Here we go. In July, the yield to maturity on the riskiest U.S. bonds named "junk bonds" fell below the rate of inflation for the first time. While yields are supposed to compensate investors for default risk and inflation, bondholders are now "guaranteed" a loss in real terms. Simply put, we are witnessing a transfer of wealth from savers to borrowers.

This event is the consequence of an unlikely combination, that of a consumer price index that has reached its highest level since 2008 (5.4%), while 10-year US Treasury yields have fallen back below 1.30% and risky bond spreads continue to tighten.

 

Figure of the 10-year US treasury yields compared to the CPI

 

But this is also another important step in the "financial repression" that has been underway for over a decade.

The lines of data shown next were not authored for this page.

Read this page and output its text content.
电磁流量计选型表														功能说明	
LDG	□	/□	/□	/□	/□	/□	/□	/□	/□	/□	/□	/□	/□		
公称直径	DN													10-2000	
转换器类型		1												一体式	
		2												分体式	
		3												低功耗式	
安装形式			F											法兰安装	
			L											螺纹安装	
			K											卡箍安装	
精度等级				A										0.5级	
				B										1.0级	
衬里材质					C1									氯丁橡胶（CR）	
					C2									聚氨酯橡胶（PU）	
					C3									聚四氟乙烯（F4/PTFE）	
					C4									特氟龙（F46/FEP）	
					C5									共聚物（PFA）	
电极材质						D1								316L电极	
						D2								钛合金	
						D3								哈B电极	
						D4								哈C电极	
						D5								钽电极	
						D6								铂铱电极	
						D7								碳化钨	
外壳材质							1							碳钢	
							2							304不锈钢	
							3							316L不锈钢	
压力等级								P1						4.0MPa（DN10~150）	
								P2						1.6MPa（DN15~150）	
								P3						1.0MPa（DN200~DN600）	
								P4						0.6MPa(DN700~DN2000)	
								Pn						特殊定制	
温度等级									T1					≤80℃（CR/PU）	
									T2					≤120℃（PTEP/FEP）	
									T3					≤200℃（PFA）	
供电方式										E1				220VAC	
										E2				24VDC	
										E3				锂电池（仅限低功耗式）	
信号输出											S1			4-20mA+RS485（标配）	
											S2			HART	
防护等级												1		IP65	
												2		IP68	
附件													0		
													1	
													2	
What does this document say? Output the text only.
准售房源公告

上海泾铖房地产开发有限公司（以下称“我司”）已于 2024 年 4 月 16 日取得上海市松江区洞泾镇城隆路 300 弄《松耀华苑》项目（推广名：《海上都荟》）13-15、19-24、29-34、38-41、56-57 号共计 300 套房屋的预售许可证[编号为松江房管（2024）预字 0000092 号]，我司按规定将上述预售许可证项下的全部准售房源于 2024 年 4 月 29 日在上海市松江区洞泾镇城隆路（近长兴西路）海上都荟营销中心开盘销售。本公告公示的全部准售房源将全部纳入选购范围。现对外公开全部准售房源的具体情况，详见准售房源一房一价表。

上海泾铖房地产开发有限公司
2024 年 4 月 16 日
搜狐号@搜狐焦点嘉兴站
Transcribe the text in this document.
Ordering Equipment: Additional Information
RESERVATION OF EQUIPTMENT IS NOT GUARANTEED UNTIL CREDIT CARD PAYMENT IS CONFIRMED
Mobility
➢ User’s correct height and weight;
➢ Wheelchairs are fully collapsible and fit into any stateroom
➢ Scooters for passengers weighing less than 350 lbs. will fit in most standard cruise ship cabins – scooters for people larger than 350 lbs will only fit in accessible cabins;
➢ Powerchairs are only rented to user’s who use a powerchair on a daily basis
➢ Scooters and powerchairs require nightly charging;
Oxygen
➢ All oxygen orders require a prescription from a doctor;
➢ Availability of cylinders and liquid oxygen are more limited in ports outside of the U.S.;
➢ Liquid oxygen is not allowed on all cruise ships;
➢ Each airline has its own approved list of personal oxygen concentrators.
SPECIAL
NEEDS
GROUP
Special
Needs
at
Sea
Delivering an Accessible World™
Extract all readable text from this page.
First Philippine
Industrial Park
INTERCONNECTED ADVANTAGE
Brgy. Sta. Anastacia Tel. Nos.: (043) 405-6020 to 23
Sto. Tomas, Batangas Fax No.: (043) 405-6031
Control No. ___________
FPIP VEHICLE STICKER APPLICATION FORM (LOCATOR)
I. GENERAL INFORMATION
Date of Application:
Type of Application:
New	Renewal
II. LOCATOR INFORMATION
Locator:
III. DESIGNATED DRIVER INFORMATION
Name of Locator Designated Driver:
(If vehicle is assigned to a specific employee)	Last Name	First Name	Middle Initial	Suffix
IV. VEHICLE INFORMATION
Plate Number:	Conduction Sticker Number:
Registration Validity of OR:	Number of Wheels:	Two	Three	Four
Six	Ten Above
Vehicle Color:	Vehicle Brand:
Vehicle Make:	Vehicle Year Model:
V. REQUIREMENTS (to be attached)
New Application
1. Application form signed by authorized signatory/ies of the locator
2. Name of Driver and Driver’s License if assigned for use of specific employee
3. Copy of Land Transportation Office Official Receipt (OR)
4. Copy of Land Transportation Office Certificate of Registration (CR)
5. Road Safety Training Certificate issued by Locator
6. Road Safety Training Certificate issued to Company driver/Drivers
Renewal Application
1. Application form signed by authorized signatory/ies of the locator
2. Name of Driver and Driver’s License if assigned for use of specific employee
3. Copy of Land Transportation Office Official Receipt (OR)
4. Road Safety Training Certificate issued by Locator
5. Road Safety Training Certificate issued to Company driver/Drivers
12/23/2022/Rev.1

In the wake of the 2008 crisis, political leaders needed to revive growth while dealing with a mountain of debt. They decided to implement a policy of very low interest rates (which allowed for a reduction in the cost of borrowing) while betting on a resumption of inflation (in order to erode the real amount of debt over time). Expansionary monetary policies ("quantitative easing") are the preferred instrument for implementing this financial repression.

Almost thirteen years after its debut, what have been the virtues and limitations of this policy? On the positive side, financial repression has had the merit of stabilizing the financial markets and avoiding an economic depression similar to that of the 1930s.

 

Figure of the Fed Balance Sheet compared to the S&P500

 

This policy also gave governments some breathing space by reducing the cost of debt and giving them time to implement reforms. Above all, it has allowed savers invested in risky assets to become richer. But this policy also has a cost: an inefficient allocation of capital, the famous moral hazard, the temptation of governments to postpone reforms, etc. And the result is an explosive cocktail: sluggish growth, the explosion of the world debt (from 140 trillion dollars in 2008 to 290 trillion by the end of 2020), the appearance of new financial bubbles and the widening of inequalities. The longer this financial repression remains in place, the more difficult it will be to get out of it. Some studies have shown that it takes at least 25 years for this policy to produce the effects initially expected. If this is the case, investors may have no choice but to increase their risk in order to produce positive real returns.